String gauge and bending

When it comes to finding the correct string gauge the best bet is to start out light,            say 10 gauge on acoustic, that is very light but it’s a bit easier on your fingers and 9 gauge on electric again very light and prone to snapping on the 2 high strings but when you practice bending techniques it is easier on your fingers, try not to bend to far as it will be out of tune and snap much easier, a full tone bend is the same note as 2 frets higher than your starting fret so a full bend starting at fret 10 would have the resulting sound as simply freting fret 12 but sounds way cooler, a good way to check your bend is in tune is firstly make sure your guitar is in tune then keep playing the higher fret and the bend untill you hear the same note, same goes for a half bend so fret 10 would be the same as fretting fret 11, the idea of a bend is in the way you play it have a toy around bending slowly, fast , from half to full.

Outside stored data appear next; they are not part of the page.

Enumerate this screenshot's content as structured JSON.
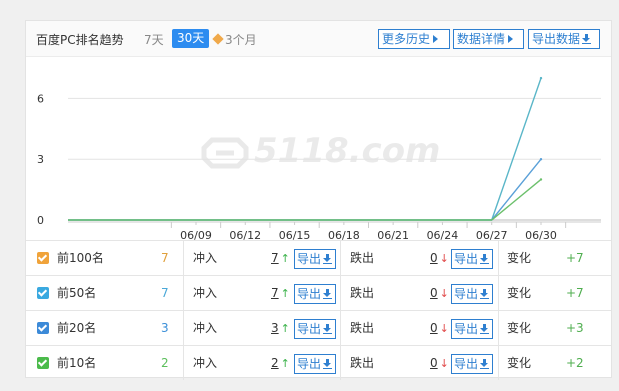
{
  "header": {
    "title": "百度PC排名趋势",
    "ranges": [
      "7天",
      "30天",
      "3个月"
    ],
    "active_range": "30天",
    "buttons": {
      "history": "更多历史",
      "detail": "数据详情",
      "export": "导出数据"
    }
  },
  "watermark": "5118.com",
  "chart_data": {
    "type": "line",
    "x": [
      "06/09",
      "06/12",
      "06/15",
      "06/18",
      "06/21",
      "06/24",
      "06/27",
      "06/30"
    ],
    "yticks": [
      0,
      3,
      6
    ],
    "ylim": [
      0,
      7.5
    ],
    "series": [
      {
        "color": "#5ab6c8",
        "values": [
          0,
          0,
          0,
          0,
          0,
          0,
          0,
          7
        ]
      },
      {
        "color": "#5aa0d8",
        "values": [
          0,
          0,
          0,
          0,
          0,
          0,
          0,
          3
        ]
      },
      {
        "color": "#6cc06c",
        "values": [
          0,
          0,
          0,
          0,
          0,
          0,
          0,
          2
        ]
      }
    ]
  },
  "rows": [
    {
      "label": "前100名",
      "count": "7",
      "count_color": "#e0a03c",
      "check_color": "#f0a33a",
      "rush_label": "冲入",
      "rush": "7",
      "drop_label": "跌出",
      "drop": "0",
      "export": "导出",
      "change_label": "变化",
      "change": "+7"
    },
    {
      "label": "前50名",
      "count": "7",
      "count_color": "#4aa8d8",
      "check_color": "#3aa9e0",
      "rush_label": "冲入",
      "rush": "7",
      "drop_label": "跌出",
      "drop": "0",
      "export": "导出",
      "change_label": "变化",
      "change": "+7"
    },
    {
      "label": "前20名",
      "count": "3",
      "count_color": "#3b8fd8",
      "check_color": "#3c8ad8",
      "rush_label": "冲入",
      "rush": "3",
      "drop_label": "跌出",
      "drop": "0",
      "export": "导出",
      "change_label": "变化",
      "change": "+3"
    },
    {
      "label": "前10名",
      "count": "2",
      "count_color": "#5cbf5c",
      "check_color": "#4bbb4b",
      "rush_label": "冲入",
      "rush": "2",
      "drop_label": "跌出",
      "drop": "0",
      "export": "导出",
      "change_label": "变化",
      "change": "+2"
    }
  ],
  "colors": {
    "accent": "#2e7fd0",
    "active_tab": "#2d8cf0",
    "up": "#3bb24a",
    "down": "#e14a4a",
    "change": "#4fae4f"
  }
}
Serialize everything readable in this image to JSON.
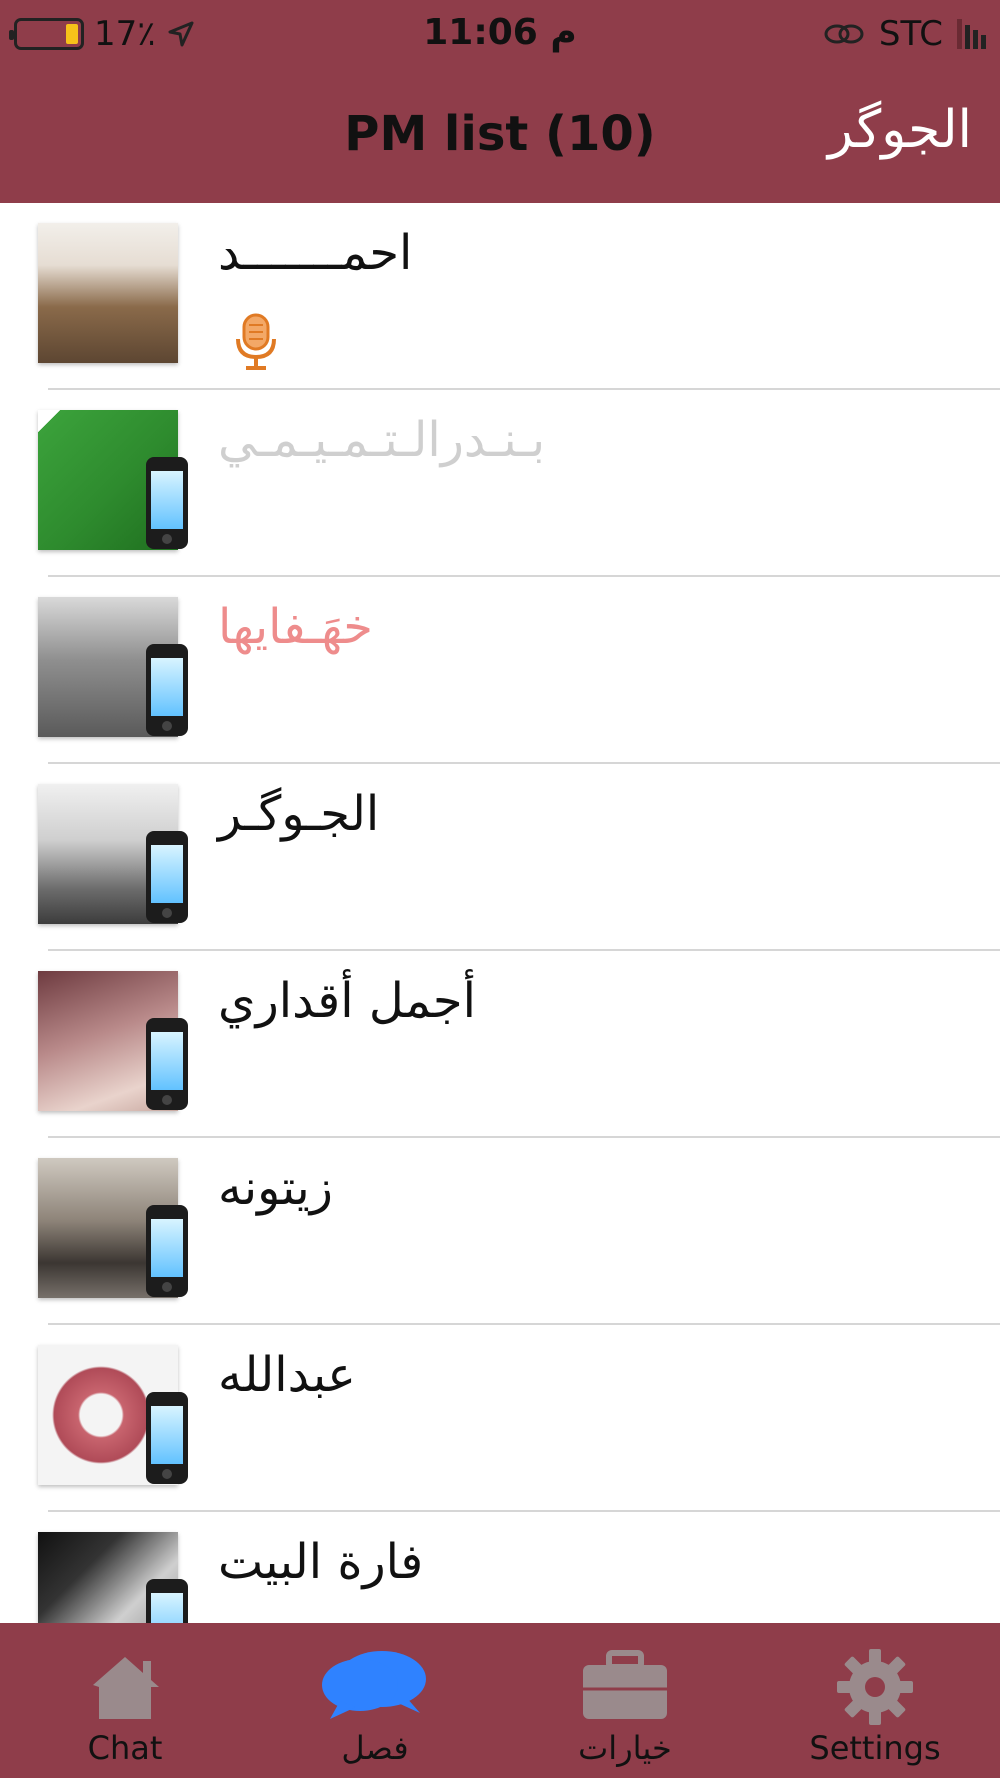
{
  "status": {
    "battery": "17٪",
    "time": "11:06 م",
    "carrier": "STC"
  },
  "header": {
    "title": "PM list (10)",
    "right_label": "الجوگر"
  },
  "conversations": [
    {
      "name": "احمـــــــد",
      "style": "normal",
      "status_icon": "microphone-icon"
    },
    {
      "name": "بـنـدرالـتـمـيـمـي",
      "style": "grey",
      "status_icon": "mobile-phone-icon"
    },
    {
      "name": "خهَـفايها",
      "style": "pink",
      "status_icon": "mobile-phone-icon"
    },
    {
      "name": "الجـوگـر",
      "style": "normal",
      "status_icon": "mobile-phone-icon"
    },
    {
      "name": "أجمل أقداري",
      "style": "normal",
      "status_icon": "mobile-phone-icon"
    },
    {
      "name": "زيتونه",
      "style": "normal",
      "status_icon": "mobile-phone-icon"
    },
    {
      "name": "عبدالله",
      "style": "normal",
      "status_icon": "mobile-phone-icon"
    },
    {
      "name": "فارة البيت",
      "style": "normal",
      "status_icon": "mobile-phone-icon"
    }
  ],
  "tabs": [
    {
      "label": "Chat",
      "icon": "house-icon"
    },
    {
      "label": "فصل",
      "icon": "chat-bubbles-icon"
    },
    {
      "label": "خيارات",
      "icon": "toolbox-icon"
    },
    {
      "label": "Settings",
      "icon": "gear-icon"
    }
  ],
  "colors": {
    "bar": "#8f3d4a",
    "active_tab": "#2f82ff",
    "inactive_tab": "#9a8a8c"
  }
}
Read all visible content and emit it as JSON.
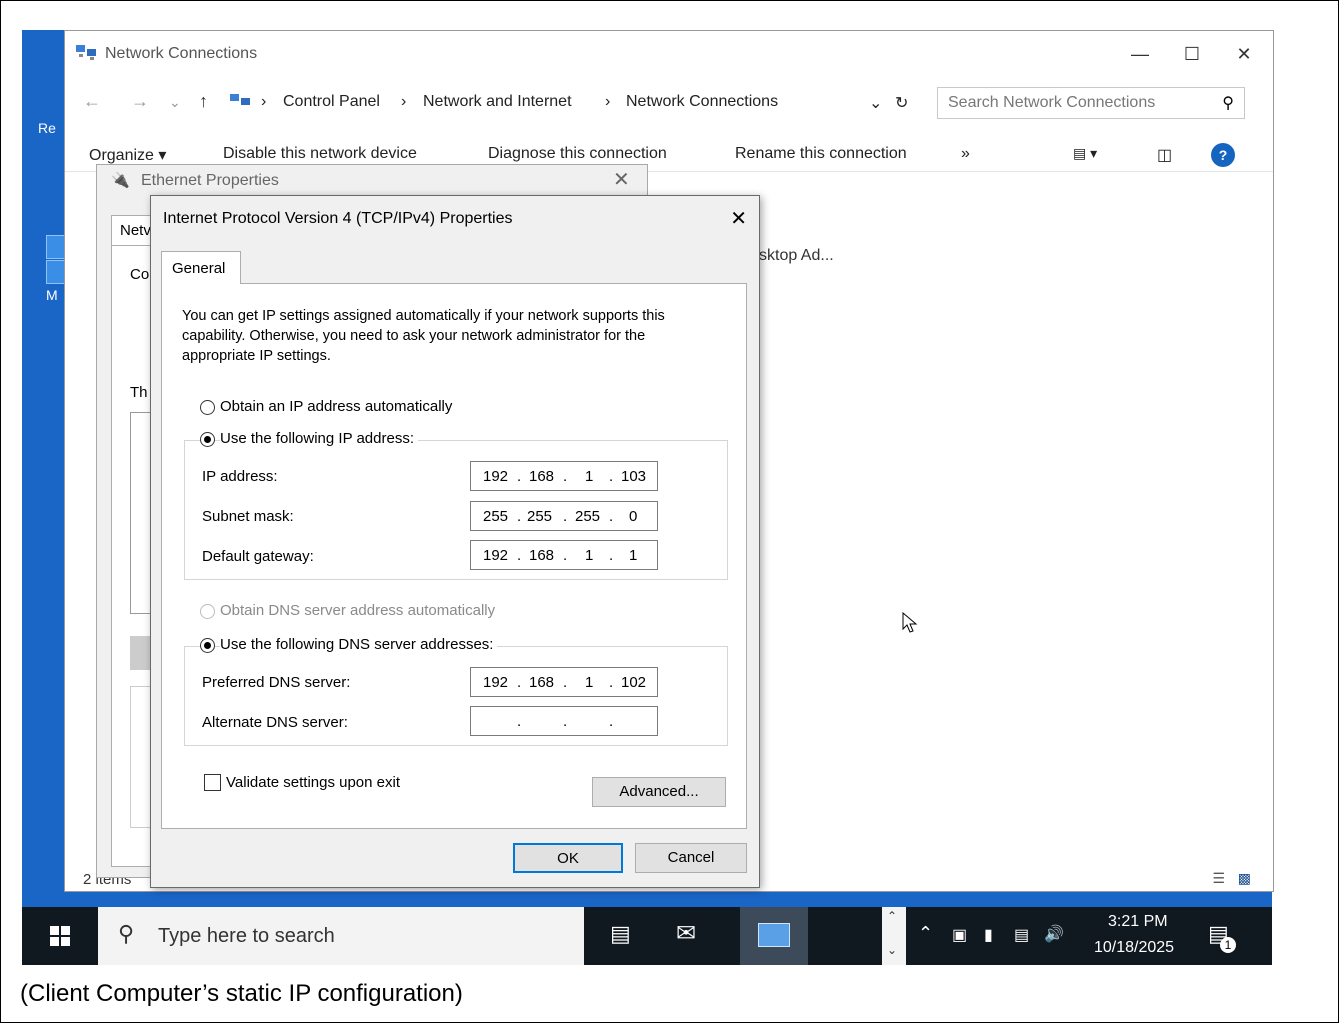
{
  "desktop": {
    "label_re": "Re",
    "label_m": "M"
  },
  "explorer": {
    "title": "Network Connections",
    "breadcrumbs": [
      "Control Panel",
      "Network and Internet",
      "Network Connections"
    ],
    "search_placeholder": "Search Network Connections",
    "commands": [
      "Organize ▾",
      "Disable this network device",
      "Diagnose this connection",
      "Rename this connection",
      "»"
    ],
    "item_partial": "sktop Ad...",
    "status": "2 items"
  },
  "ethernet_dialog": {
    "title": "Ethernet Properties",
    "tab_partial": "Netv",
    "label_co": "Co",
    "label_th": "Th"
  },
  "ipv4_dialog": {
    "title": "Internet Protocol Version 4 (TCP/IPv4) Properties",
    "tab": "General",
    "description": "You can get IP settings assigned automatically if your network supports this capability. Otherwise, you need to ask your network administrator for the appropriate IP settings.",
    "radio_auto_ip": "Obtain an IP address automatically",
    "radio_manual_ip": "Use the following IP address:",
    "ip_label": "IP address:",
    "ip_value": [
      "192",
      "168",
      "1",
      "103"
    ],
    "subnet_label": "Subnet mask:",
    "subnet_value": [
      "255",
      "255",
      "255",
      "0"
    ],
    "gateway_label": "Default gateway:",
    "gateway_value": [
      "192",
      "168",
      "1",
      "1"
    ],
    "radio_auto_dns": "Obtain DNS server address automatically",
    "radio_manual_dns": "Use the following DNS server addresses:",
    "pref_dns_label": "Preferred DNS server:",
    "pref_dns_value": [
      "192",
      "168",
      "1",
      "102"
    ],
    "alt_dns_label": "Alternate DNS server:",
    "alt_dns_value": [
      "",
      "",
      "",
      ""
    ],
    "validate_label": "Validate settings upon exit",
    "advanced_button": "Advanced...",
    "ok_button": "OK",
    "cancel_button": "Cancel"
  },
  "taskbar": {
    "search_placeholder": "Type here to search",
    "time": "3:21 PM",
    "date": "10/18/2025",
    "notification_count": "1"
  },
  "caption": "(Client Computer’s static IP configuration)"
}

Another technique is a ghost bend (more advanced) so on the ghost bend you don’t strike the note only hitting it when you reach the top and release the bend should be silent until peaked and released resulting in a very cool blues tone. When you get used to the lighter gauges try moving up to 11 or 12 acoustic, 10 gauge is a great electric gauge but you may prefer 11 or 12 or even 13 (painful). Bronze for acoustic, steels for electric, nylon for classical.